Tanto el FA como el PIT-CNT han apoyado la política del Pacto Social impulsada por el gobierno multicolor, y a duras penas proponen un “capitalismo con rostro más humano” frente al avance de la derecha neoliberal. El proyecto del Frente Amplio es una izquierda (o centroizquierda) dentro de este régimen de alternancia electoral, donde se nos pide el voto cada 5 años, pero quienes gobiernan cotidianamente y deciden todo son los representantes de los sectores más acomodados de la sociedad, los agro-exportadores, las grandes cadenas de supermercados, los bancos y los capitales transnacionales.

Desde la CTS y La Izquierda Diario llamamos a votar en blanco, para expresar que ningún partido ni candidato es expresión de nuestras necesidades, sino que todos representan distintos sectores de este capitalismo patriarcal, que milita por mantener este sistema de explotación y opresión.
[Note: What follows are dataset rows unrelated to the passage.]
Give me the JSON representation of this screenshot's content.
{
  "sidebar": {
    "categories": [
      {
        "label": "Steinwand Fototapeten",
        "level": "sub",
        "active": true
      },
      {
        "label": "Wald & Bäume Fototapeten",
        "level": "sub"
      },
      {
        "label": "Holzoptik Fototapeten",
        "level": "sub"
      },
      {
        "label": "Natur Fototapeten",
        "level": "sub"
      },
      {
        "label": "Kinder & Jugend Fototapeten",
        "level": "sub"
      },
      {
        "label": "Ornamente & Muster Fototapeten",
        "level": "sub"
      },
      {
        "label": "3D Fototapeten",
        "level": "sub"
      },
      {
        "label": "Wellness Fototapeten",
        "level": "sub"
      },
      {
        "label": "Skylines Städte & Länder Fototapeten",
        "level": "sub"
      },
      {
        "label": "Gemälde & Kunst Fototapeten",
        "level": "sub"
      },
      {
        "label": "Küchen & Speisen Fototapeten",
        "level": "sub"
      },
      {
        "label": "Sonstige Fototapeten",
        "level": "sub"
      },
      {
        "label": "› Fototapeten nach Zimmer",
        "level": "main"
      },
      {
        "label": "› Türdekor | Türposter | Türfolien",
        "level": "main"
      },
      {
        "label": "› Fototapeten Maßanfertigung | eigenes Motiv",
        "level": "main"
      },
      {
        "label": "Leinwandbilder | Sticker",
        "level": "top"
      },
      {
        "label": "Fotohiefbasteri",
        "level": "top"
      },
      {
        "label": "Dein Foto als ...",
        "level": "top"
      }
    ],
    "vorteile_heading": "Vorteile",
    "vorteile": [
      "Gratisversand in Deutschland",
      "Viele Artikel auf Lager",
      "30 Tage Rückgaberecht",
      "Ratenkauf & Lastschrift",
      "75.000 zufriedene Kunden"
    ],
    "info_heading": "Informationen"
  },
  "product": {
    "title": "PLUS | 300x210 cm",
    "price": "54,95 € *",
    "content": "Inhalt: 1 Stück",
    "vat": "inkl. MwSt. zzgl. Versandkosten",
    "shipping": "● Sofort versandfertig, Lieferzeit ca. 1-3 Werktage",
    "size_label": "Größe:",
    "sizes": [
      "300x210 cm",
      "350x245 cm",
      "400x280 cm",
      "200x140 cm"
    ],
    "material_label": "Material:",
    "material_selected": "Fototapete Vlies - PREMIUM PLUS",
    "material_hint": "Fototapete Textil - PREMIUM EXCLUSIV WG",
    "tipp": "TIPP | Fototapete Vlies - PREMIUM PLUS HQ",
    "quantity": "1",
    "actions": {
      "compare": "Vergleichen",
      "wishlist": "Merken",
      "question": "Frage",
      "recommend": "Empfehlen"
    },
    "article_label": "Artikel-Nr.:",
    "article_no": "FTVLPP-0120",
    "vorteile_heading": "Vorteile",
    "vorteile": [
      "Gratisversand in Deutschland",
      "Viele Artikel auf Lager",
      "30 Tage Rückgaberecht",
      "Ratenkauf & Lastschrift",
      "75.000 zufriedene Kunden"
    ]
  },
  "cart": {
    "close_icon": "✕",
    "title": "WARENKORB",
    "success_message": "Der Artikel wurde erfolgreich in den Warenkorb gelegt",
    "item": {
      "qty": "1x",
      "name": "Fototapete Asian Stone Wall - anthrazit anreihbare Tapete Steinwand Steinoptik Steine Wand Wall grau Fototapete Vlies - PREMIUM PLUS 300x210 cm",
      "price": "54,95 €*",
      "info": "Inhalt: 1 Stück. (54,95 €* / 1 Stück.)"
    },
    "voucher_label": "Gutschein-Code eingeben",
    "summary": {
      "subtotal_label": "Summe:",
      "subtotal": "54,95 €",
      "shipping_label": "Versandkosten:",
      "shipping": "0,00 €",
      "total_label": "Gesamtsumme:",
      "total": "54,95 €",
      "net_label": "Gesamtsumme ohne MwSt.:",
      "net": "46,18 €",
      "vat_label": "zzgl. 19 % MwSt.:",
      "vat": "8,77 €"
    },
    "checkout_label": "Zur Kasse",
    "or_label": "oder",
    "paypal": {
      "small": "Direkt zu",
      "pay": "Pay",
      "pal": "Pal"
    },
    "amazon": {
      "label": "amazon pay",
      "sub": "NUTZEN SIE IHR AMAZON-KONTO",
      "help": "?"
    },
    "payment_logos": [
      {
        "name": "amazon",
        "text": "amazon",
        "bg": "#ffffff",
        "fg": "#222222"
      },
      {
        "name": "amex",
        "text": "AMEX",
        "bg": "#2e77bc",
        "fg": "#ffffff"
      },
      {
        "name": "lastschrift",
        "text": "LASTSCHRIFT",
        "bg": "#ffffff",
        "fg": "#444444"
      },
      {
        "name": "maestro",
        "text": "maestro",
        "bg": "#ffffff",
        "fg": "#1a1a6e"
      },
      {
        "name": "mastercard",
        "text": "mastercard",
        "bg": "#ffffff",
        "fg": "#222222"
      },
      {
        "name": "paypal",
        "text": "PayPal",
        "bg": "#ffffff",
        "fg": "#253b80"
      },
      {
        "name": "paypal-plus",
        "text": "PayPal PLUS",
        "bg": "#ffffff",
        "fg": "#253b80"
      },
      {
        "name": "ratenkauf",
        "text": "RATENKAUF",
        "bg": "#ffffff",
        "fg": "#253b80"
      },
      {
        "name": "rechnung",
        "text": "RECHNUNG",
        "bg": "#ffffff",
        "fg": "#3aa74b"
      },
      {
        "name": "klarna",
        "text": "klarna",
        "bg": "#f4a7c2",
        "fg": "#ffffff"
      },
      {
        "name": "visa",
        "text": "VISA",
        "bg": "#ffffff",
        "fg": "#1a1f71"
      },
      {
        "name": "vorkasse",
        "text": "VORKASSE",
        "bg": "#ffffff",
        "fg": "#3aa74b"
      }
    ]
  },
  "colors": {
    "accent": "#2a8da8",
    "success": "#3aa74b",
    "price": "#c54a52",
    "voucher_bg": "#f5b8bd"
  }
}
La clave para la clase trabajadora, la juventud antirrepresiva y las mujeres que se organizan, será la posibilidad de plantarse contra el ajuste del gobierno, empezando por continuar la fuerza demostrada en el último paro general, pero profundizando la unidad y coordinación de los conflictos, y plantee un programa de salida obrera a la crisis actual.

Se trata también de hacer un balance histórico con el Frente Amplio como herramienta política, y superar este proyecto proponiéndonos la construcción de una izquierda anticapitalista, obrera y socialista, que enfrente a la derecha, cuestione profundamente este sistema y se proponga superarlo.